Wählt das Leben, verlangt Gott. Ja, das wollen wir, aber ist Leben nicht mehr, als einsam ohne Kontakte in einem Heim zu wohnen?
Ist Leben nicht mehr, als allein in seiner Wohnung zu sein ohne Freunde und Familie zu treffen?
Ist Leben nicht mehr, als nur zur Arbeit zu gehen, zu essen und zu schlafen?
Leben ist mehr als reines Überleben.
Wählt das Leben! Verlangt Gott. Das klingt einfach, aber letztlich muss immer abgewägt werden. Was dient dem Leben am besten?
Wer Entscheidungen trifft, macht auch Fehler. Schon im Frühjahr sagte Jens Spahn: „Wir werden in ein paar Monaten einander wahrscheinlich viel verzeihen müssen.“
Einander zu verzeihen, andere Menschen und Gott um Vergebung zu bitten, spielt im Christentum eine zentrale Rolle
Und es ist auch nicht weiter erstaunlich, dass Herr Spahn christliche Begriffe nutzt, denn er ist bekennender Katholik. Er sagte in einem Interview im Mai 2018, dass er durch den Glauben wisse, dass er von etwas getragen werde, das größer sei als er. „Das gibt mir Tag für Tag die Sicherheit, den Anfeindungen des Alltags zu widerstehen.“
Dass er im Jahr 2020 diese Sicherheit, die der christliche Glauben schenkt, besonders brauchen würde, hatte er nicht geahnt.
Ein prominenter Christ hat uns darauf aufmerksam gemacht: Wir werden nach – und ich ergänze – und auch während Corona viel verzeihen müssen.
Dieser Gottesdienst ist ein guter Raum, darüber nachzudenken, wen ich zu diesem Jahreswechsel um Verzeihung bitte möchte. Im Stillen oder vielleicht auch ganz konkret.
Ich selbst bitte alle um Verzeihung, denen ich in den letzten Wochen ungehalten begegnet bin, weil die immer neuen Regeln, die es in den Kirchengemeinden umzusetzen waren, an meinen Nerven gezehrt haben.
Ich bitte die um Verzeihung, bei denen ich das Wissen um die Regeln bei Trauerfeiern und Gottesdiensten vorausgesetzt habe ohne mir die Zeit zu nehmen, alles noch einmal ganz ruhig zu erklären.

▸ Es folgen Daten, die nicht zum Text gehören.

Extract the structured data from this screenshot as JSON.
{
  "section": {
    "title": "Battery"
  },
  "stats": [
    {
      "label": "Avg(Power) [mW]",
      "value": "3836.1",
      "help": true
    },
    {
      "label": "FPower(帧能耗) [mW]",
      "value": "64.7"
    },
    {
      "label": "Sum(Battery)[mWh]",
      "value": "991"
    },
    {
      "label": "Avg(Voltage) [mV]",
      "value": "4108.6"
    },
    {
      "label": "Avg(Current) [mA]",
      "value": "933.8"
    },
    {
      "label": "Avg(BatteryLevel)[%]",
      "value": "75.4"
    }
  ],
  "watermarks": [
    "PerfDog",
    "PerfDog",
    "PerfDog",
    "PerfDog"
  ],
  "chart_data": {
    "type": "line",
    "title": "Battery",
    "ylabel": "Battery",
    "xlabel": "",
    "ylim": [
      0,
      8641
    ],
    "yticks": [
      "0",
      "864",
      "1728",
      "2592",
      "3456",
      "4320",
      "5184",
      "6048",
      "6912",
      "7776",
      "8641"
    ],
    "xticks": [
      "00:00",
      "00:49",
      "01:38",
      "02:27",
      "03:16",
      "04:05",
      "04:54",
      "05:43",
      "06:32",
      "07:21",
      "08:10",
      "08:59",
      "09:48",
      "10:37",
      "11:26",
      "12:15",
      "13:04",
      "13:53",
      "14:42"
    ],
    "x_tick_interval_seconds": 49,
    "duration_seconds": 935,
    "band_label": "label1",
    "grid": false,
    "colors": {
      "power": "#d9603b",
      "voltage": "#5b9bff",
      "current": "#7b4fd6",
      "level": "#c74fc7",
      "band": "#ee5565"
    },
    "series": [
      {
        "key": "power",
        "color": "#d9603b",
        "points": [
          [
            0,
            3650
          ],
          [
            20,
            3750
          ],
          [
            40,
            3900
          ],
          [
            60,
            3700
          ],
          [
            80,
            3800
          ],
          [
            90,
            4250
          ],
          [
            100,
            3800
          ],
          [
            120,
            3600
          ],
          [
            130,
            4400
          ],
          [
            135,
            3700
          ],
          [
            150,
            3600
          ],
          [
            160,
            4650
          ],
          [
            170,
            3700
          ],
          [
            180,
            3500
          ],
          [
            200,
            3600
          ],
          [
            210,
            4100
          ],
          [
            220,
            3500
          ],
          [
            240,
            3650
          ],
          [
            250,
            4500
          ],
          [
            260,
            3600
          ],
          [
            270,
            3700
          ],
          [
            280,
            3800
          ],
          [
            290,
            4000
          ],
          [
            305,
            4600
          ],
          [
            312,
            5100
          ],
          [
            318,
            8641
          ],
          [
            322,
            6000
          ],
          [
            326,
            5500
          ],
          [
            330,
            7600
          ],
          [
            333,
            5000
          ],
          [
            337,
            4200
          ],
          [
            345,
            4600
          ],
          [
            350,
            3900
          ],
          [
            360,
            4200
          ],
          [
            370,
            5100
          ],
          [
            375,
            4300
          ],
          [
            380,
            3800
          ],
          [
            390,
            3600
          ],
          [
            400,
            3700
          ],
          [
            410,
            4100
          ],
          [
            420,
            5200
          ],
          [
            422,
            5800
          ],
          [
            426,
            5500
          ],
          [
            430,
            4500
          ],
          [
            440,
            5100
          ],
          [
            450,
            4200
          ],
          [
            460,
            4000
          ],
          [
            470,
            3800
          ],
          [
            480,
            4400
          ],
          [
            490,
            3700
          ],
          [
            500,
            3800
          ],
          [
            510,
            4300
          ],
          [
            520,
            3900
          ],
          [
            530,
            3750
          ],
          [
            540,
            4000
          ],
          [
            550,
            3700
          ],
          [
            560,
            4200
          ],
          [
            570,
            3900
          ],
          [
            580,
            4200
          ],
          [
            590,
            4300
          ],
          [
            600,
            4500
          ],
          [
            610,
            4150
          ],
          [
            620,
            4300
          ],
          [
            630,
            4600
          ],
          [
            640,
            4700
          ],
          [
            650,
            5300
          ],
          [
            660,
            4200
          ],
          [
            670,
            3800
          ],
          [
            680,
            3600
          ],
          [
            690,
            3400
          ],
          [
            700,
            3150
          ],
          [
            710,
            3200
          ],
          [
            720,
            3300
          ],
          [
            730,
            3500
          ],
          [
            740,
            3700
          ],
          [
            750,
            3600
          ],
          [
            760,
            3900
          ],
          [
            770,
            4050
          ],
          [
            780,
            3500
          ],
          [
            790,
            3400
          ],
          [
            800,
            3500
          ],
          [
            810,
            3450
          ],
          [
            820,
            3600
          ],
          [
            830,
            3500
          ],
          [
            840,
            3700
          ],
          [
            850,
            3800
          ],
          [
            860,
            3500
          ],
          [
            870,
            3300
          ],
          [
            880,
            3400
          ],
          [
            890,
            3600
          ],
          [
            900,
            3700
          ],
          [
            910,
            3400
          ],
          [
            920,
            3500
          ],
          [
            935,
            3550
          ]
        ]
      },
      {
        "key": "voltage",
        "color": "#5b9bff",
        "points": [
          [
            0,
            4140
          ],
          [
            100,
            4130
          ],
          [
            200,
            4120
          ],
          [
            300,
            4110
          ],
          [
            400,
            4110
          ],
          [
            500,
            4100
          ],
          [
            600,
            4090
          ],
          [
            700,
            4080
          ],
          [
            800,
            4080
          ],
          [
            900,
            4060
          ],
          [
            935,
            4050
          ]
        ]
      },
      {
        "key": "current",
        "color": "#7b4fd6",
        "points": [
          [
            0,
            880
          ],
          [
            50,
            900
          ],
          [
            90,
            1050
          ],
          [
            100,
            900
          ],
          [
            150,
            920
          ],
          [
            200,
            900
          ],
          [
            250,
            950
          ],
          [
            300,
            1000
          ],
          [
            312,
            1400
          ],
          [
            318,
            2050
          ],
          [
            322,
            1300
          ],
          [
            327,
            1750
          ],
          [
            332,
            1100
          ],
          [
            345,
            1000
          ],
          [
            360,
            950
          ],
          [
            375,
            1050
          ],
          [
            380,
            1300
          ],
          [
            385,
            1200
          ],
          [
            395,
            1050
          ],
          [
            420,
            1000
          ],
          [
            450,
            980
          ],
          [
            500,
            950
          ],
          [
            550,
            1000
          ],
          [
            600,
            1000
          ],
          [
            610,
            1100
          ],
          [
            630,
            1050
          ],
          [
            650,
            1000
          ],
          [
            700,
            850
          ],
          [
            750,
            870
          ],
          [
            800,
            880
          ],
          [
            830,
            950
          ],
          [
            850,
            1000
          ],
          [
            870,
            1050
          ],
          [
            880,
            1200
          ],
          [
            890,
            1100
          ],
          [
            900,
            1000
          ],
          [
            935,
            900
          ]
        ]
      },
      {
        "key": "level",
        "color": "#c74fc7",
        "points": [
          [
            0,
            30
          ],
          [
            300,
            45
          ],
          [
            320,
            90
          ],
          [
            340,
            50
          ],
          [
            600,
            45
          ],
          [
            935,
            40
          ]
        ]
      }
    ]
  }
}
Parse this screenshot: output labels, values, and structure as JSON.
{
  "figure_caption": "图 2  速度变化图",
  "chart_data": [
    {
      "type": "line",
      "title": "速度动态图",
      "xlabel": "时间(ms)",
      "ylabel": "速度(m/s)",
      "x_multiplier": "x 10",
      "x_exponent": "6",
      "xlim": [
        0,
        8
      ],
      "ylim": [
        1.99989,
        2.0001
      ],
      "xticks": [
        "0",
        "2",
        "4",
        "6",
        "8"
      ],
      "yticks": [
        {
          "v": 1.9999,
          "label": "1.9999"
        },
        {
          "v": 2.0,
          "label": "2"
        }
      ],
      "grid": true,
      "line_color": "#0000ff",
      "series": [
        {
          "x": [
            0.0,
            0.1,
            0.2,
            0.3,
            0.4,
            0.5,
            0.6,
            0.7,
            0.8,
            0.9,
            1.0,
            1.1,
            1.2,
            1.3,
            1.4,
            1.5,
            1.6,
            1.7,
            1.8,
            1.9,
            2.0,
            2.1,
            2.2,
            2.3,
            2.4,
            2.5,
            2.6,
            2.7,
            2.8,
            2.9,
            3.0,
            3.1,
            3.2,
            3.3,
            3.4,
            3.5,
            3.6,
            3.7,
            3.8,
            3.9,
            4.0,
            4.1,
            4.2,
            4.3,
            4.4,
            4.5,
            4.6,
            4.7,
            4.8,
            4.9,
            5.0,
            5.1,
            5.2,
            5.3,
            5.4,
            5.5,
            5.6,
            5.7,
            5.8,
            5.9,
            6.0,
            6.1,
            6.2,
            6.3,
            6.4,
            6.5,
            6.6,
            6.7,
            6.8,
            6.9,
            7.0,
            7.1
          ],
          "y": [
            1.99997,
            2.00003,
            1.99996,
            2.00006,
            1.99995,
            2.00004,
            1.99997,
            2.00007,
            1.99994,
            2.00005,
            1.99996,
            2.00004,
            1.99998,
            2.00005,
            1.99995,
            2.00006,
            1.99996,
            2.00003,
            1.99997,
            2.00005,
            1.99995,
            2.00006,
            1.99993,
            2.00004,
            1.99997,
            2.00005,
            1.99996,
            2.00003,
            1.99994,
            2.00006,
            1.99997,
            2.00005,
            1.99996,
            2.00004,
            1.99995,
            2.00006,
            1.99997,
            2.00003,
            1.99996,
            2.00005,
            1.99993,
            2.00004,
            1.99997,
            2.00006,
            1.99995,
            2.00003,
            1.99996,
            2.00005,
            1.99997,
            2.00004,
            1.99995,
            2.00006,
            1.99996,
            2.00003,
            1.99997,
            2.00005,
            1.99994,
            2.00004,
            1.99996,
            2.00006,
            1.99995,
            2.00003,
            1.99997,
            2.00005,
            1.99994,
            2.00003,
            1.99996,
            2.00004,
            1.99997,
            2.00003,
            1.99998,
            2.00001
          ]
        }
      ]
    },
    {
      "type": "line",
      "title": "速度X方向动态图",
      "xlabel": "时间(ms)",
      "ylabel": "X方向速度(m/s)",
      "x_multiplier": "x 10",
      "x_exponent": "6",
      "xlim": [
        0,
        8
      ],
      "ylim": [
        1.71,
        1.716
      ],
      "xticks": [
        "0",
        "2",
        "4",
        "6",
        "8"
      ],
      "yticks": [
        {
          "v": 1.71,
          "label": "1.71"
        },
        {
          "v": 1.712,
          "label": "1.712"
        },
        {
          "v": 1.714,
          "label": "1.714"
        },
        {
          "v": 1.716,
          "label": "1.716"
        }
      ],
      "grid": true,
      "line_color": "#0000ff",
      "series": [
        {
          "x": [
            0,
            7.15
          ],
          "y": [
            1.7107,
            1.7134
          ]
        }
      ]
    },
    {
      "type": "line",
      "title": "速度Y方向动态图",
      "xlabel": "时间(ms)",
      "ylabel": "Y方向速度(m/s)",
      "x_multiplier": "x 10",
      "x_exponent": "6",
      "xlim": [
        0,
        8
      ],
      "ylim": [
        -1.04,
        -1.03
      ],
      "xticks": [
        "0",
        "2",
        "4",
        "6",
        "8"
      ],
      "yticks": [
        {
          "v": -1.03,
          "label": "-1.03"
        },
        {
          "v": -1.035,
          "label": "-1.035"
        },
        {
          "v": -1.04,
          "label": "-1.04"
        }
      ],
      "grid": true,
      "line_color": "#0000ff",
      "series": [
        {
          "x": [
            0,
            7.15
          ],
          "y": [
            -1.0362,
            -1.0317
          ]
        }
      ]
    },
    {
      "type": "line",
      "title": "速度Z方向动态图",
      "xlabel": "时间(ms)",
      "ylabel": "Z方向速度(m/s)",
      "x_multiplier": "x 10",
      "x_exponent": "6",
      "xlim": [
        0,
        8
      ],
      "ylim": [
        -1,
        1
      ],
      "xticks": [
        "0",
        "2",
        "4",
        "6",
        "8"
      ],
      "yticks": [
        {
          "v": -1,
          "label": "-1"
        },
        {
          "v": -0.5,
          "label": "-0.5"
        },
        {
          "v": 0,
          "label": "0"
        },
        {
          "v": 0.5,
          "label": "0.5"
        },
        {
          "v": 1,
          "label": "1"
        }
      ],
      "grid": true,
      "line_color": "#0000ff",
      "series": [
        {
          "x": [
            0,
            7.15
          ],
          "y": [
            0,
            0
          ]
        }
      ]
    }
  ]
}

Ich bitte die Menschen um Verzeihung, die sich über einen Besuch oder einen Anruf von mir gefreut hätten, was ich aber unterlassen habe, weil ich mit anderen Dingen beschäftigt war.
Im Stillen bitte ich aber auch um Verzeihung bei manchen Politikern, über deren Entscheidungen ich mich aufgeregt habe ohne nachzu-vollziehen, wie schwer solche Entscheidungen zu fällen und zu tragen sind.
Es ist nicht leicht, Fehler einzusehen und um Verzeihung zu bitten, aber wo das gelingt, werden neue Kräfte frei.
Und es ist auch nicht leicht, anderen zu vergeben. Unsere Enttäusch-ungen und Verletzungen, die andere uns zugefügt haben, sind oft tief.
Und vielleicht ist es sogar am allerschwierigsten, sich selbst zu vergeben. Denn gegenüber uns selbst sind wir oft am strengsten.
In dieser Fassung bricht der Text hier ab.